|
Par L'Hallebardier, Marianaute. Pour lequel le patron du PS a commis une grave erreur en imaginant faire échec de projet de Constitution sarkozienne.
S'il y a un double perdant ... c'est, quand même, François Hollande !
En effet, non seulement le PS n'a pas su endiguer la pression du Hun des Karpates, mais c'est une défaite personnelle du falot Hollande
Explication de texte.
Hollande était convaincu que sans la gauche cette réforme ne passerait pas.Il en voyait tout l'avantage qu'il en tirerait.si le non l'emportait.

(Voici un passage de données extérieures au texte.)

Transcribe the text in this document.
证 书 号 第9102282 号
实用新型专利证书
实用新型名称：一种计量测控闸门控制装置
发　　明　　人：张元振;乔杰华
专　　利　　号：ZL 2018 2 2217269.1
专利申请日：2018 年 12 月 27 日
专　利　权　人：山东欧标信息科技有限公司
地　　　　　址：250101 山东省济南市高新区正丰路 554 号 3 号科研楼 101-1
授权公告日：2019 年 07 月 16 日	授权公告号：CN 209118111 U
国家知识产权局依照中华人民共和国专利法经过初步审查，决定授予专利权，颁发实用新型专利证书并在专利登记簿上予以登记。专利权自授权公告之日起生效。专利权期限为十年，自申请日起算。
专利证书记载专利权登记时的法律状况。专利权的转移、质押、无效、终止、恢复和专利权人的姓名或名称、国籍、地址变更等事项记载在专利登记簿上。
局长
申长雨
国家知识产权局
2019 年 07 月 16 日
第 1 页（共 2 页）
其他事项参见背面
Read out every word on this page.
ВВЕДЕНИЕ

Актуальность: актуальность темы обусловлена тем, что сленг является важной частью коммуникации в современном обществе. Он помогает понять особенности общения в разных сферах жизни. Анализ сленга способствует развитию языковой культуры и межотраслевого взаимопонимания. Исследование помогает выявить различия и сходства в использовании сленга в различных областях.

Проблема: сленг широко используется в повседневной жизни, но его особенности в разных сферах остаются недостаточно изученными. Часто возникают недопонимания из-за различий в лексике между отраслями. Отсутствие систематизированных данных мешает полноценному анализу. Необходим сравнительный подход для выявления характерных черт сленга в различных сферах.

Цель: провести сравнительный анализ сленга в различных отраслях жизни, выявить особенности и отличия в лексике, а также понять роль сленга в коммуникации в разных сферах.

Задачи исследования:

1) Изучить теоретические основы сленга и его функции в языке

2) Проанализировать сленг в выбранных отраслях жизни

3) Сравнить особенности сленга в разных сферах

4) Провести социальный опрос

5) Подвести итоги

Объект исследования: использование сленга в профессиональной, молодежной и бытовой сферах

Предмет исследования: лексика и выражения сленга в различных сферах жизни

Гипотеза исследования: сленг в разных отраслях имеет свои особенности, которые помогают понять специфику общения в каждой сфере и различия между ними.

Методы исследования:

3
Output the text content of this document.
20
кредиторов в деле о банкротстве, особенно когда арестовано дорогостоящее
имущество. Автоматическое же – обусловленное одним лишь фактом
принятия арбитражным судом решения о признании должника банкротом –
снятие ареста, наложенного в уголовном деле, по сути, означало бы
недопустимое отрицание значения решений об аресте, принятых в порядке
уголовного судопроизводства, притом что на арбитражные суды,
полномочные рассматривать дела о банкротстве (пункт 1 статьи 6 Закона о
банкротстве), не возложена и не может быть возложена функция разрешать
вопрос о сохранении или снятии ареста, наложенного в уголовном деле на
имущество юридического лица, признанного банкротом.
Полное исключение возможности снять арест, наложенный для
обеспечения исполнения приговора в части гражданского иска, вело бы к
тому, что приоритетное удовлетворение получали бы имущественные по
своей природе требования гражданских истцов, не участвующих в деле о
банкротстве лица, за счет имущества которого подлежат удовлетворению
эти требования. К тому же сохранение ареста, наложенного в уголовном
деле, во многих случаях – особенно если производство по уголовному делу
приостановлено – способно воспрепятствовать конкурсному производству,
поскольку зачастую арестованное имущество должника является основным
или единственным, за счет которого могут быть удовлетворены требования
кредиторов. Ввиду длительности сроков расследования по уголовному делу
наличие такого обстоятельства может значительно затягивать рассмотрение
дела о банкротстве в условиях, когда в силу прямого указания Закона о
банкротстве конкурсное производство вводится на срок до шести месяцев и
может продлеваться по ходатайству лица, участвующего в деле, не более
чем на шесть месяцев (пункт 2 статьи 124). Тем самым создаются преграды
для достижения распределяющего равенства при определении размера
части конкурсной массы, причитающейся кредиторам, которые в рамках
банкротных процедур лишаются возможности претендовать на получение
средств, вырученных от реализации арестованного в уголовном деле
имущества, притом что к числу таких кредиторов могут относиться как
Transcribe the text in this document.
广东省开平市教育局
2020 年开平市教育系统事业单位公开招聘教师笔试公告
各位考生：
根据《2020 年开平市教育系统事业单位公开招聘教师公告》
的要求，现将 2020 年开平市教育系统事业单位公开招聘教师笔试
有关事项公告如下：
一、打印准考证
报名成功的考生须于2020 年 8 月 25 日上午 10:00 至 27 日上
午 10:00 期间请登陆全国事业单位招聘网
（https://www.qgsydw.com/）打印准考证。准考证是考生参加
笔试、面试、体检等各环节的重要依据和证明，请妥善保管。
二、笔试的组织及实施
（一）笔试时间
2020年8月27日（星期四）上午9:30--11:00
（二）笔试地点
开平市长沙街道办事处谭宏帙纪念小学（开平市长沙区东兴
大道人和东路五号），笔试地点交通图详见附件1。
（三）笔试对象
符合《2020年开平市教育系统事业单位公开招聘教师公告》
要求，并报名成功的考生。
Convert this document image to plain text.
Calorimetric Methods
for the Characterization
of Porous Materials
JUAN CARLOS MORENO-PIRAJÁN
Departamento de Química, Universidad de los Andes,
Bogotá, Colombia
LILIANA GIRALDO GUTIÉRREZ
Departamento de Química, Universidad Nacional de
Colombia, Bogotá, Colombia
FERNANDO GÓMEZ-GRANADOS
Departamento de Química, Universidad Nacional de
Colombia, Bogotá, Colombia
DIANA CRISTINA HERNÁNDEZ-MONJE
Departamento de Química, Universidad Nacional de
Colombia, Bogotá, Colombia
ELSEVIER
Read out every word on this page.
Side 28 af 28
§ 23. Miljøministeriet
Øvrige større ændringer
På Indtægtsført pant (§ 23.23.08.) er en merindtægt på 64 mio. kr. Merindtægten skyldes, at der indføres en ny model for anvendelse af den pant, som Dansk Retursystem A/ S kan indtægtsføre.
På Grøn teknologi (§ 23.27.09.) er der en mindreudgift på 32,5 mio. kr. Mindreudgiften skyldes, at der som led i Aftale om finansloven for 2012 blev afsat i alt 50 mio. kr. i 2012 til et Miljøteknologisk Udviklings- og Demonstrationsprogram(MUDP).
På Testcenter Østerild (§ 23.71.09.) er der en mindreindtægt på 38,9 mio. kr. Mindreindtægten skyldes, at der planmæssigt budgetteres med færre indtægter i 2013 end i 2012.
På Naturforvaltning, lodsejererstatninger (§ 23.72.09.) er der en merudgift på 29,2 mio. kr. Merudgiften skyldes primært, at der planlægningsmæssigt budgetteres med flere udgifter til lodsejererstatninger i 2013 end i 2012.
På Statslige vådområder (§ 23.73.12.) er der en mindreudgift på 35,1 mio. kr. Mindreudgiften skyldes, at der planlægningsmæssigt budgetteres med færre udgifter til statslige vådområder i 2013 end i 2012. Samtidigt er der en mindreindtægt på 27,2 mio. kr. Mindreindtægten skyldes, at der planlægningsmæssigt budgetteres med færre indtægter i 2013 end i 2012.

Il endosserait le maillot jaune du meilleur opposant à Sarko le Hun, juste avant sa passation de pouvoir au sein du P,. de quoi lui donner une "aura" auprès des militants au cas où...car il n'a pas encore abandonné l'idée de se présenter comme candidat à la candidature présidentielle de 2012. D'ailleurs, sa déclararation après son échec a été de déclarer:
"Nicolas Sarkozy est le grand perdant de la réforme des institutions » Lapsus révélateur, non ?
Il pensait à lui, bien sûr et à son château de cartes qui s'écroulait. Pauvre Bambi !
Un Thierry Rolland de la politique
Après 10 ans, à la direction du PS, on peut considérer que ce type est non seulement un falot qui n'excelle que dans le commentaire, et plus particulièrement, quand il est « fotbalistique »...
Alors, il aurait râté, en plus, une vocation de journaliste sportif.... à la Thierry Rolland ?! Vraiment, ça fait 10 ans, au moins qu'il est frappé par le Principe de Peter. Il est vrai qu'il avait été choisi par Jospin lequel avait été choisi par Mitterrand. En somme, l'ombre de l'ombre... un rase muraille !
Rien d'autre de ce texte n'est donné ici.